Synthesis phase: Finally, the agent reads back all the stored findings and synthesizes them into a coherent report, writing it to the filesystem.
Real Results and Surprises
I ran the quantum computing research task, and the output was genuinely impressive. The report was well-structured, covered all the angles the agent had planned, and—most importantly—was internally consistent. No more contradicting itself across sections.
But there were surprises along the way:
Surprise #1: The agent sometimes over-plans. On simpler tasks, it would still create elaborate plans when a direct approach would have been faster. I learned to adjust the prompt to tell it to "plan only when the task has multiple distinct sub-questions."
Surprise #2: Subagent context isolation is a double-edged sword. When subagents work in isolation, they can't share discoveries in real-time. If one subagent finds information that would change another subagent's approach, there's no mechanism for that mid-research. The agent handles this at the synthesis phase, but it means some work might be redundant.
Surprise #3: Cost adds up fast. Long-running agents with planning, multiple search calls, and subagent spawning burn through tokens quickly. My quantum computing research task cost about $0.85 with Claude. That's reasonable for a one-off, but if you're running these in production at scale, pay attention to costs.
Using the CLI
One thing I didn't expect is that Deep Agents also comes with a CLI. If you just want to run an agent from your terminal without writing Python:
deepagents run "Research the environmental impact of lithium mining"
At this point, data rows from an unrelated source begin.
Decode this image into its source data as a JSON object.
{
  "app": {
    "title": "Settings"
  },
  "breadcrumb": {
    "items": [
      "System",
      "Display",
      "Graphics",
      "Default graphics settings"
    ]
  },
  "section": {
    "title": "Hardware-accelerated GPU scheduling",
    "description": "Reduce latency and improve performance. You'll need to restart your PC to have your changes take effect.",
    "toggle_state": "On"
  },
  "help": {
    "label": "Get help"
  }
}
This is handy for quick tasks or testing, but for anything production-grade, you'll want the SDK for control over tools, prompts, and configuration.
Practical Tips
After a few weeks of working with Deep Agents, here's what I'd recommend:
Be specific in your prompts about when to plan. Without guidance, the agent will plan everything. Tell it "Plan for tasks with 3+ distinct sub-questions; handle simple questions directly."
Use the filesystem actively. Encourage the agent to store intermediate findings. This is what makes long-running tasks possible without context overflow.
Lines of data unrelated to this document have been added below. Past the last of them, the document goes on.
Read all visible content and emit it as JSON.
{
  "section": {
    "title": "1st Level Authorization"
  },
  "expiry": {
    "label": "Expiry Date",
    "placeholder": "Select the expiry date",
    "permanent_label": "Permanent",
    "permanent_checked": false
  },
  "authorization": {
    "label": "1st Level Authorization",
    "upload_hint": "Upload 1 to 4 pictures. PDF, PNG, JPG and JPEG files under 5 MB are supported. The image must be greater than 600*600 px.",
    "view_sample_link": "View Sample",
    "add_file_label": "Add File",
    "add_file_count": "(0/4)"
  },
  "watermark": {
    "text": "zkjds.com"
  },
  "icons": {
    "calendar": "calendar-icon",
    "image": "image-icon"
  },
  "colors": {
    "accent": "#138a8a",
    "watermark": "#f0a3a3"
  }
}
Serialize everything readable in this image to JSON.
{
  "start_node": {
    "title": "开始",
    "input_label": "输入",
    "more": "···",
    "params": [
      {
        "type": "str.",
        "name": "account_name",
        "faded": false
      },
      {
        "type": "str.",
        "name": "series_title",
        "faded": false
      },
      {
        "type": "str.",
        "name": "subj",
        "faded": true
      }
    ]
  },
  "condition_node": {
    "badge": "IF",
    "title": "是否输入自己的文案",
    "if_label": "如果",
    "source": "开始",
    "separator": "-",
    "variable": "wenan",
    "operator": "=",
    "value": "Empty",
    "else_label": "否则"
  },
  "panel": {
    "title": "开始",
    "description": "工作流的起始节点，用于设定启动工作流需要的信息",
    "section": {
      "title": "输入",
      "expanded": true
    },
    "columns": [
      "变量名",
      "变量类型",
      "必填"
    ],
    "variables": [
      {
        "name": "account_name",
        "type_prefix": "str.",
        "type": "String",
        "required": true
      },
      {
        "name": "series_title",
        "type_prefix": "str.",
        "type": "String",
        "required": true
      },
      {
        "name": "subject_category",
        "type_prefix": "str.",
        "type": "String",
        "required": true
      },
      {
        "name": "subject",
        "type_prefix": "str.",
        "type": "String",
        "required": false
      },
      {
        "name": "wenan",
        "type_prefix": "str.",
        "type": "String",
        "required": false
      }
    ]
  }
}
Set max iterations. Without a cap, a determined agent can loop for a very long time. Set a reasonable limit based on your task complexity.
Check your model's tool calling support. This is the most common silent failure mode. If your model doesn't support tool calling, the agent will just... not use tools, and you'll get garbage output.
Monitor with LangSmith. Deep Agents integrates natively with LangSmith for tracing. Turn it on from the start—debugging a long agent run without traces is a nightmare.
Honest Limitations
Deep Agents isn't perfect. The planning can be rigid—once the agent creates a plan, it follows it even if early findings suggest a different approach would be better. The subagent model works well for independent tasks but struggles when subtasks have dependencies. And the virtual filesystem, while essential for context management, adds complexity that can make debugging harder.
For simple tasks—single questions, short conversations, straightforward tool use—Deep Agents is overkill. A basic ReAct agent will be faster and cheaper. Deep Agents shines when you have genuinely complex, multi-step work that requires tracking progress over time.
The framework is also relatively new, and I hit a few rough edges. The documentation covers the happy path well, but when things go wrong, you'll find yourself reading source code. The error messages could be more helpful, especially around tool calling failures.
That said, for the specific problem I had—long-running research tasks that need planning, context management, and parallel execution—Deep Agents is the first framework I've used that actually handles it without me having to build all that infrastructure myself. It's not a silver bullet, but it's a solid step forward for agents that need to do real work over extended time horizons.